Eles me dizem o que fazer. E ficam repetindo. De novo e de novo.

Olho para baixo e minhas mãos estão vermelhas. Estão queimadas. A dor não me incomoda, na verdade me faz sentir vivo e invencível. Aprendi que o fogo não é meu inimigo. Cada dia é como um novo começo: o poder invade minhas veias, sobe para o cérebro e me transforma. Renasce.

Eles continuam dizendo: ninguém é mais poderoso que você.

Será que isso é possível?

Alguns testes atrás descobriram que tenho uma falha. Não me disseram o que é. Na verdade, sussurravam uns com os outros que eu não devia saber de nada. Que meus progressos não deveriam ser interrompidos e que não devo ser distraído. Eu sou como seu Deus. Eles me idolatram. Me temem. Precisam de mim.

Alguém entra na sala. É uma das minhas enfermeiras. Sua pele cintila com a luz fluorescente e hoje seus cabelos estão trançados, firmemente. A prancheta que aperta contra o peito está cheia de anotações sobre mim. Eu sei. Ela não me deixou ver, mas eu sei. Antes de me espetar com mais uma agulha, me dá um sorriso leve.

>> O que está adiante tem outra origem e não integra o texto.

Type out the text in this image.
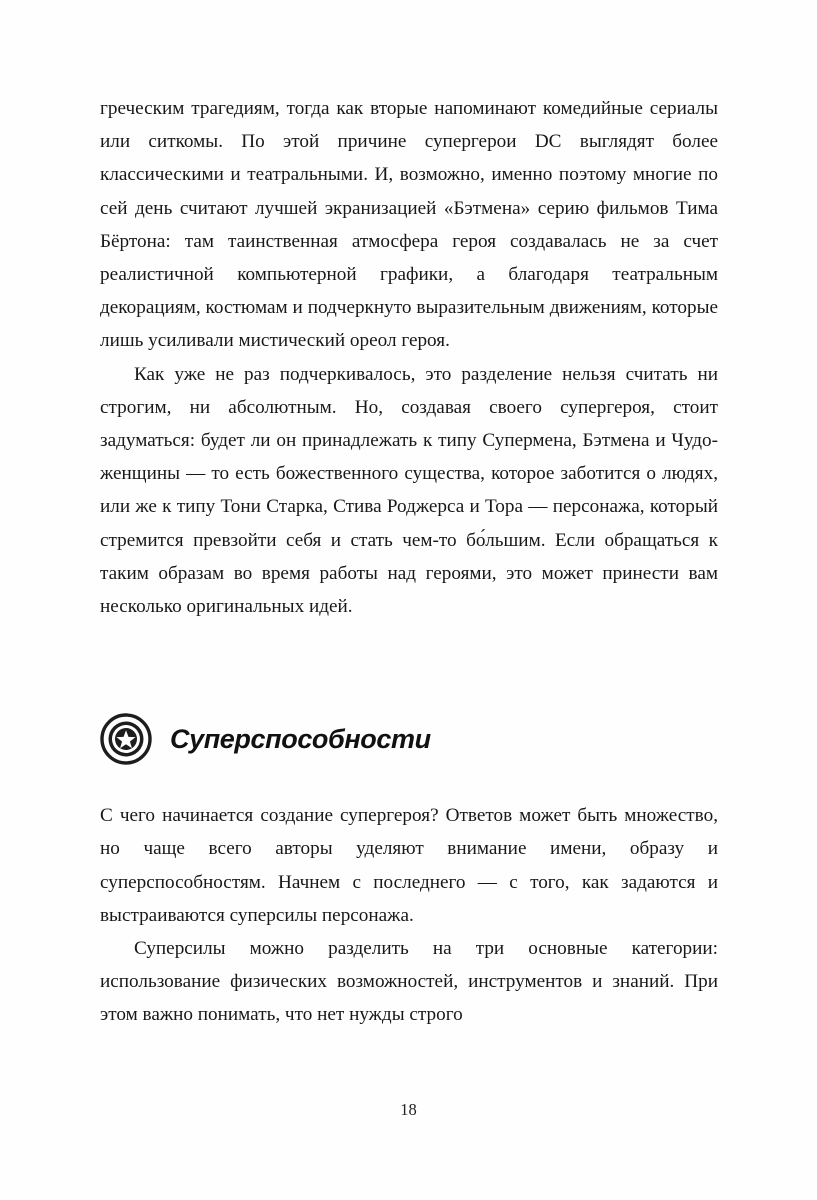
греческим трагедиям, тогда как вторые напоминают комедийные сериалы или ситкомы. По этой причине супергерои DC выглядят более классическими и театральными. И, возможно, именно поэтому многие по сей день считают лучшей экранизацией «Бэтмена» серию фильмов Тима Бёртона: там таинственная атмосфера героя создавалась не за счет реалистичной компьютерной графики, а благодаря театральным декорациям, костюмам и подчеркнуто выразительным движениям, которые лишь усиливали мистический ореол героя.

Как уже не раз подчеркивалось, это разделение нельзя считать ни строгим, ни абсолютным. Но, создавая своего супергероя, стоит задуматься: будет ли он принадлежать к типу Супермена, Бэтмена и Чудо-женщины — то есть божественного существа, которое заботится о людях, или же к типу Тони Старка, Стива Роджерса и Тора — персонажа, который стремится превзойти себя и стать чем-то бо́льшим. Если обращаться к таким образам во время работы над героями, это может принести вам несколько оригинальных идей.

Суперспособности

С чего начинается создание супергероя? Ответов может быть множество, но чаще всего авторы уделяют внимание имени, образу и суперспособностям. Начнем с последнего — с того, как задаются и выстраиваются суперсилы персонажа.

Суперсилы можно разделить на три основные категории: использование физических возможностей, инструментов и знаний. При этом важно понимать, что нет нужды строго

18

–Como está se sentindo hoje?

–Melhor. – Respondo sem hesitar. – Não estou sentindo mais dor.

Ela concorda com a cabeça e anota na folha de papel.

–Estamos trabalhando para que isso não aconteça novamente. Mas por enquanto vamos dar uma pausa dos seus treinamentos.

Dá pra perceber que ela se sente desconfortável com o cargo. De cuidar de mim. A criatura. E de saber que faço o que faço. Agora estão querendo parar meu treinamento. Mas nada do que eles dizem me importa muito. No fundo, nós dois sabemos que eles não podem me controlar. E isso os assusta. Mas não a mim. A sensação de dominação é tão confortante que quase parece uma parte do meu ser que nunca foi descoberta antes, mas ansiava para triunfar.

Depois que ela se vai me levanto devagar. Me aproximo da porta que dá para a outra sala quase sentindo um extremo êxtase só de saber que vou atravessá-la. Assim que se abre o vejo lá, no chão, encolhido e adormecido. Sua pele está comendo a ficar verde pela falta de comida. Seus braços estão manchados de cores diferentes como um arco-íris de dor. E o cabelo que antes era abundante e brilhoso agora está opaco e caindo.

Mas devo admitir: a sua perseverança me alimenta. Me motiva a continuar porque sei que no fundo ninguém consegue ir até o fim. Eu passei por isso. Ninguém.

Assim que o fecho comigo na sala ele desperta. Primeiro fica assustado. Depois tenta utilizar seus truques em mim. Mal sabe ele que sou maior que qualquer um. Mais forte que qualquer um. Sou invencível. Implacável. E seus esforços... inúteis.

–Está pronto para falar? – lhe pergunto.

Por mais que esteja lutando com tudo que consegue, seus olhos vermelhos estão cheios de água e me olham com uma súplica. Que implora por sua vida. Que sabe o que está por vir caso não comece a contar os planos dos Guardiões.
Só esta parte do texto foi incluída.